4
На другое утро солнце еще не всходило, мы приступили к работе. В тот день мы начали жать новую полосу хлеба на самом обрыве у реки. Полоска была такая, что комбайну не развернуться, а колос уже сухой стоял – с краю всегда раньше поспевает. Только мы развернулись цепочкой, сжали снопа по два, как вдруг на той стороне показался скачущий всадник. Он выскочил из-за крайних дворов Заречья и, оставляя за собой хвост пыли, поскакал прямиком, через кустарники, через камыши, точно за ним кто гнался. Конь вынес его на прибрежный галечник. Но он, не сворачивая, погнал коня прямо по камням к реке. Мы удивленно разогнули спины: что за нужда гонит этого человека, почему он не сворачивает к мосту, который был ниже верстах в двух по течению? Всадник оказался русским парнем. Он с ходу понукнул рыжего жеребца к воде, и мы все замерли: что он, ищет погибели? Разве можно в такое время шутить с рекой: при разливе не то что коня – верблюда унесет, костей не соберешь.
– Э-эй, куда ты, остановись! – закричали мы.
Он что-то кричал нам, размахивая руками, но из-за гула реки ничего не разобрать, слышно было только протяжное:
– А-а-а-а…
Мы ничего не поняли. И тогда он вздыбил рыжего жеребца и, нахлестывая плетью, бросил его в стремнину. Вода сразу подхватила всадника. Среди бурунов только мелькала голова коня с прижатыми ушами и оскаленной мордой. Всадник обеими руками уцепился за гриву. Фуражку снесло с его головы, она закружилась в волнах. Мы метались по обрыву. Вода быстро уносила всадника, но он, приноровясь к течению, наискось пробивался к берегу. Его снесло далеко, и вышел он на берег ниже мельницы. Все мы облегченно вздохнули. Одни восхитились смелостью всадника, хвалили его: «Молодец!» Кто-то сказал, что неспроста это, надо бы разузнать, а другой недовольно вставил:
– Пьяный дурак какой-то куражится, а вы будете бегать следом!

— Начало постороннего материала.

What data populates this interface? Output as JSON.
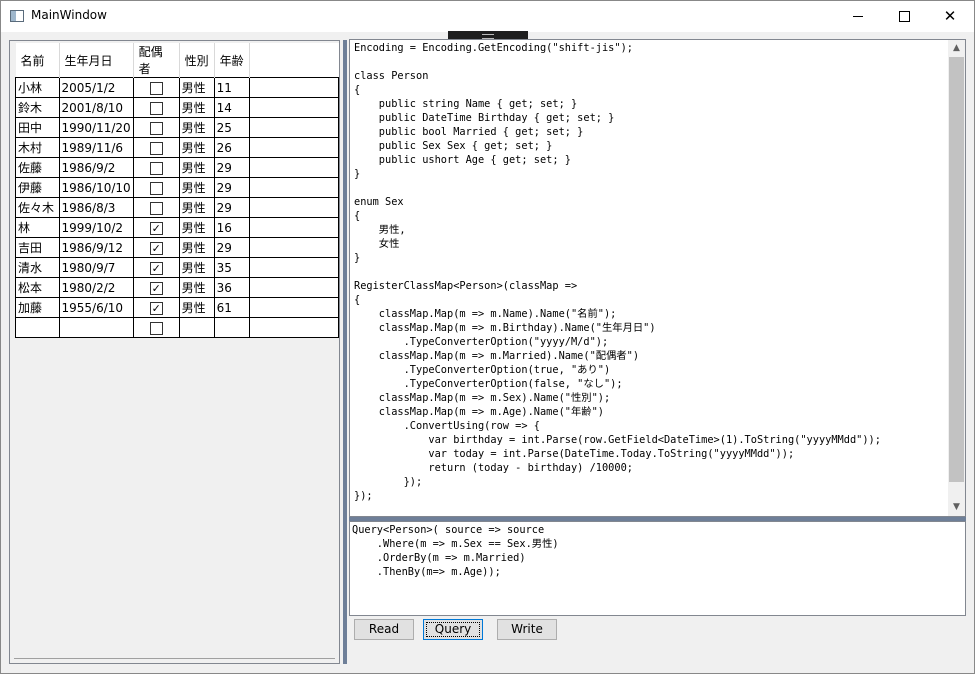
{
  "window": {
    "title": "MainWindow"
  },
  "icons": {
    "app": "app-window-icon",
    "minimize": "minimize-icon",
    "maximize": "maximize-icon",
    "close": "close-icon",
    "check": "checkmark-icon"
  },
  "grid": {
    "columns": [
      "名前",
      "生年月日",
      "配偶者",
      "性別",
      "年齢"
    ],
    "rows": [
      {
        "name": "小林",
        "birthday": "2005/1/2",
        "married": false,
        "sex": "男性",
        "age": "11"
      },
      {
        "name": "鈴木",
        "birthday": "2001/8/10",
        "married": false,
        "sex": "男性",
        "age": "14"
      },
      {
        "name": "田中",
        "birthday": "1990/11/20",
        "married": false,
        "sex": "男性",
        "age": "25"
      },
      {
        "name": "木村",
        "birthday": "1989/11/6",
        "married": false,
        "sex": "男性",
        "age": "26"
      },
      {
        "name": "佐藤",
        "birthday": "1986/9/2",
        "married": false,
        "sex": "男性",
        "age": "29"
      },
      {
        "name": "伊藤",
        "birthday": "1986/10/10",
        "married": false,
        "sex": "男性",
        "age": "29"
      },
      {
        "name": "佐々木",
        "birthday": "1986/8/3",
        "married": false,
        "sex": "男性",
        "age": "29"
      },
      {
        "name": "林",
        "birthday": "1999/10/2",
        "married": true,
        "sex": "男性",
        "age": "16"
      },
      {
        "name": "吉田",
        "birthday": "1986/9/12",
        "married": true,
        "sex": "男性",
        "age": "29"
      },
      {
        "name": "清水",
        "birthday": "1980/9/7",
        "married": true,
        "sex": "男性",
        "age": "35"
      },
      {
        "name": "松本",
        "birthday": "1980/2/2",
        "married": true,
        "sex": "男性",
        "age": "36"
      },
      {
        "name": "加藤",
        "birthday": "1955/6/10",
        "married": true,
        "sex": "男性",
        "age": "61"
      },
      {
        "name": "",
        "birthday": "",
        "married": false,
        "sex": "",
        "age": ""
      }
    ]
  },
  "code_editor": {
    "text": "Encoding = Encoding.GetEncoding(\"shift-jis\");\n\nclass Person\n{\n    public string Name { get; set; }\n    public DateTime Birthday { get; set; }\n    public bool Married { get; set; }\n    public Sex Sex { get; set; }\n    public ushort Age { get; set; }\n}\n\nenum Sex\n{\n    男性,\n    女性\n}\n\nRegisterClassMap<Person>(classMap =>\n{\n    classMap.Map(m => m.Name).Name(\"名前\");\n    classMap.Map(m => m.Birthday).Name(\"生年月日\")\n        .TypeConverterOption(\"yyyy/M/d\");\n    classMap.Map(m => m.Married).Name(\"配偶者\")\n        .TypeConverterOption(true, \"あり\")\n        .TypeConverterOption(false, \"なし\");\n    classMap.Map(m => m.Sex).Name(\"性別\");\n    classMap.Map(m => m.Age).Name(\"年齢\")\n        .ConvertUsing(row => {\n            var birthday = int.Parse(row.GetField<DateTime>(1).ToString(\"yyyyMMdd\"));\n            var today = int.Parse(DateTime.Today.ToString(\"yyyyMMdd\"));\n            return (today - birthday) /10000;\n        });\n});"
  },
  "query_editor": {
    "text": "Query<Person>( source => source\n    .Where(m => m.Sex == Sex.男性)\n    .OrderBy(m => m.Married)\n    .ThenBy(m=> m.Age));"
  },
  "buttons": {
    "read": "Read",
    "query": "Query",
    "write": "Write"
  },
  "colors": {
    "splitter": "#6e7f98",
    "focus": "#0078d7"
  }
}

На том успокоились. Надо было работать. «Оно и правда, – подумала я, – трезвый человек не стал бы так рисковать собой».
Когда комбайн Касыма вдруг сразу заглох и остановился – а он в тот день обкашивал загон возле мельницы, – я не придала этому значения: ремень приводной соскочил или цепь порвалась, мало ли какая поломка могла быть на работе. Алиман жала пшеницу недалеко от меня, и вдруг она вскрикнула пронзительным, страшным голосом:
– Мама!
Я встрепенулась. Она стояла бледная-бледная, выронив серп из руки.
– Что с тобой? Змея, что ли? – бросилась я к ней.
Она молчала. Я глянула в ту сторону, куда смотрели ее широко раскрытые, испуганные глаза, и обмерла. Возле комбайна раздавались какие-то крики, со всех сторон прямо по пшенице бежали люди, скакали конные, а иные, стоя в рост на бричках, нахлестывали кнутами коней.
– Что-то случилось, мама! – закричала Алиман и бросилась бежать.
Чьи-то слова резанули ухо:
– Под нож кто-то попал! Или в барабан закрутило! Бежим!
И все жнецы кинулись вслед за Алиман.
«Сохрани, Боже! Сохрани, Боже!» – взмолилась я, воздевая на бегу руки; прыгая через арык, с маху упала, вскочила и снова пустилась бежать. Ох как я бежала тогда по пшенице! Крикнуть хочу, чтобы подождала меня, но не могу, голос пропал.
Когда я добежала наконец, то вокруг комбайна шумела толпа. Я ничего не расслышала, не разобрала. Рванулась через толпу: «Стойте! Отойдите!» – люди расступились, а когда я увидела подле комбайна Касыма и Алиман, стоящих рядом, я потянулась к сыну, как незрячая, с дрожащими руками. Касым шагнул навстречу, подхватил меня.
– Война, мама! – услышала я его голос будто издали.
Я глянула на него, словно не понимала, что это за слово такое.